Zero Sum Wars
Kagan Kaplan makes the argument that, as a matter of practicality, the only way for Robert Gates to move 7,000 more troops into Afghanistan is to take 7,000 troops out of Iraq.
Let’s look at the numbers.
After the last of the five “surge” brigades goes home this summer, the U.S. Army will have 13 brigade combat teams in Iraq (the Marines have two more) and two in Afghanistan. One BCT serves as a “global response force,” ready to respond to a small-scale emergency elsewhere in the world. One is in Korea. One is dedicated to homeland defense and security. One, at a base in Fort Riley, Kan., is training soldiers to become advisers to Iraqi and Afghan security forces. That adds up to 19 BCTs. All the other Army brigades are either between deployments or in their 12-month downtime periods, having fulfilled their 12-to-15-month deployment tours.
This last option is the only one that’s at all practical. There is no way to put more boots in Afghanistan without taking boots out of Iraq. As one senior Army officer put it to me, having it both ways is, “in a word, impossible,” and anyone who thinks otherwise, he added, is “dreaming.” Gates, by the way, is not among the daydreamers. His press secretary, Geoff Morrell, said in an e-mail today that Gates well knows that, fundamentally, “the only way he can add significant forces to Afghanistan, while keeping the President’s commitment to reduce tour-lengths, is to continue the drawdown of troops in Iraq.”

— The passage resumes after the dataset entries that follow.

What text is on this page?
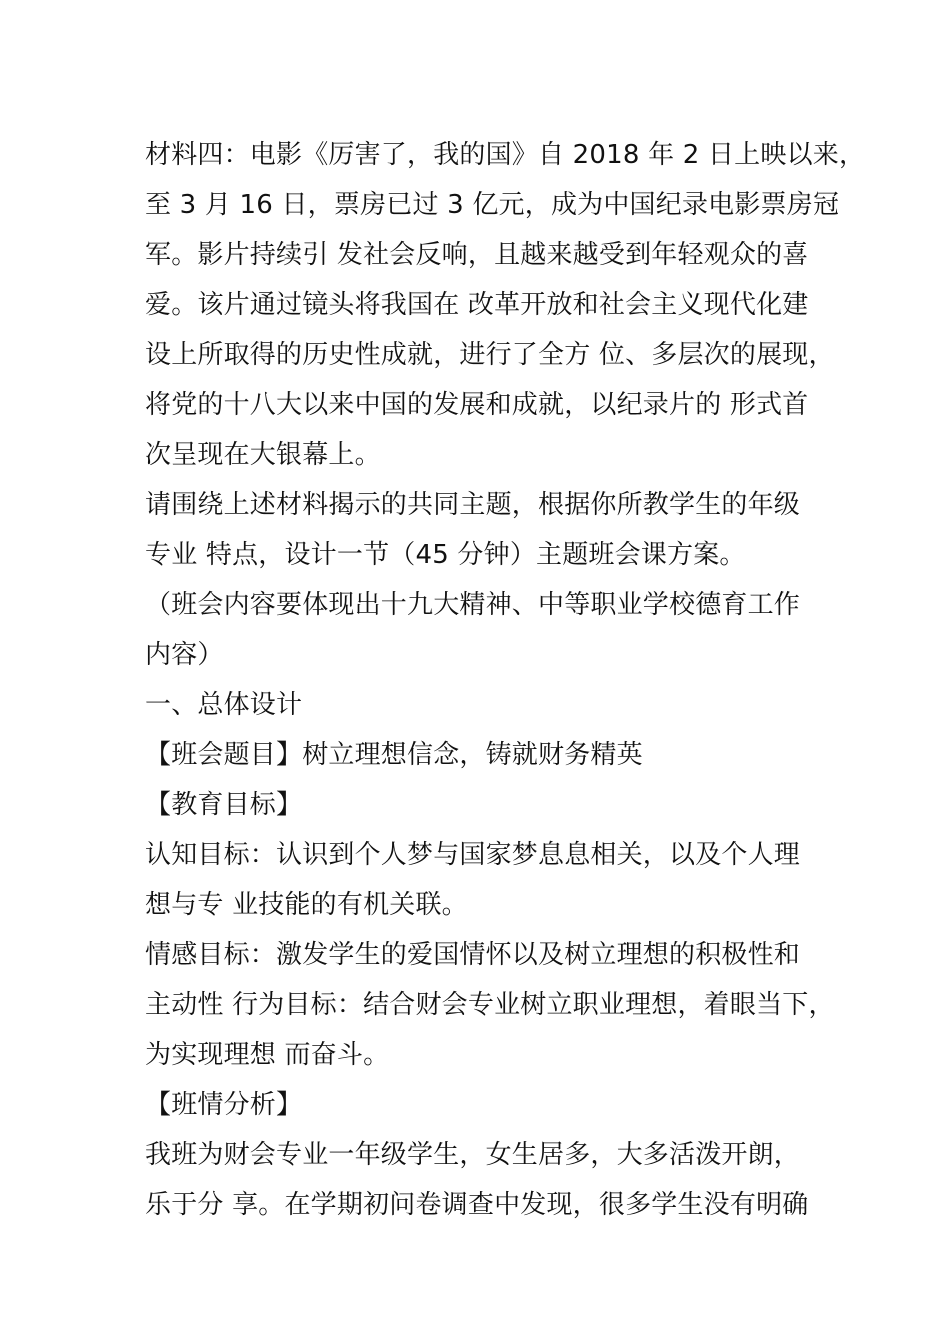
材料四：电影《厉害了，我的国》自 2018 年 2 日上映以来，
至 3 月 16 日，票房已过 3 亿元，成为中国纪录电影票房冠
军。影片持续引 发社会反响，且越来越受到年轻观众的喜
爱。该片通过镜头将我国在 改革开放和社会主义现代化建
设上所取得的历史性成就，进行了全方 位、多层次的展现，
将党的十八大以来中国的发展和成就，以纪录片的 形式首
次呈现在大银幕上。
请围绕上述材料揭示的共同主题，根据你所教学生的年级
专业 特点，设计一节（45 分钟）主题班会课方案。
（班会内容要体现出十九大精神、中等职业学校德育工作
内容）
一、总体设计
【班会题目】树立理想信念，铸就财务精英
【教育目标】
认知目标：认识到个人梦与国家梦息息相关，以及个人理
想与专 业技能的有机关联。
情感目标：激发学生的爱国情怀以及树立理想的积极性和
主动性 行为目标：结合财会专业树立职业理想，着眼当下，
为实现理想 而奋斗。
【班情分析】
我班为财会专业一年级学生，女生居多，大多活泼开朗，
乐于分 享。在学期初问卷调查中发现，很多学生没有明确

Interesting, yet disturbing stuff. I freely admit that I don’t have enough knowledge of military logistics to properly evaluate Kagan’s argument, but if he’s right, that certainly doesn’t bode well for our ability to project force throughout the globe. Indeed, Kagan himself comments on this:
These calculations do point up to a larger set of problems. The United States has the world’s most powerful military. This military consumes more money (adjusting for inflation) than it did at the height of the Cold War. Not counting the costs of the two wars, it spends as much on the military as the rest of the world’s countries combined. And yet, despite all this money and global reach, the U.S. Army finds itself unable to sustain more than 150,000 or so troops in Iraq and Afghanistan.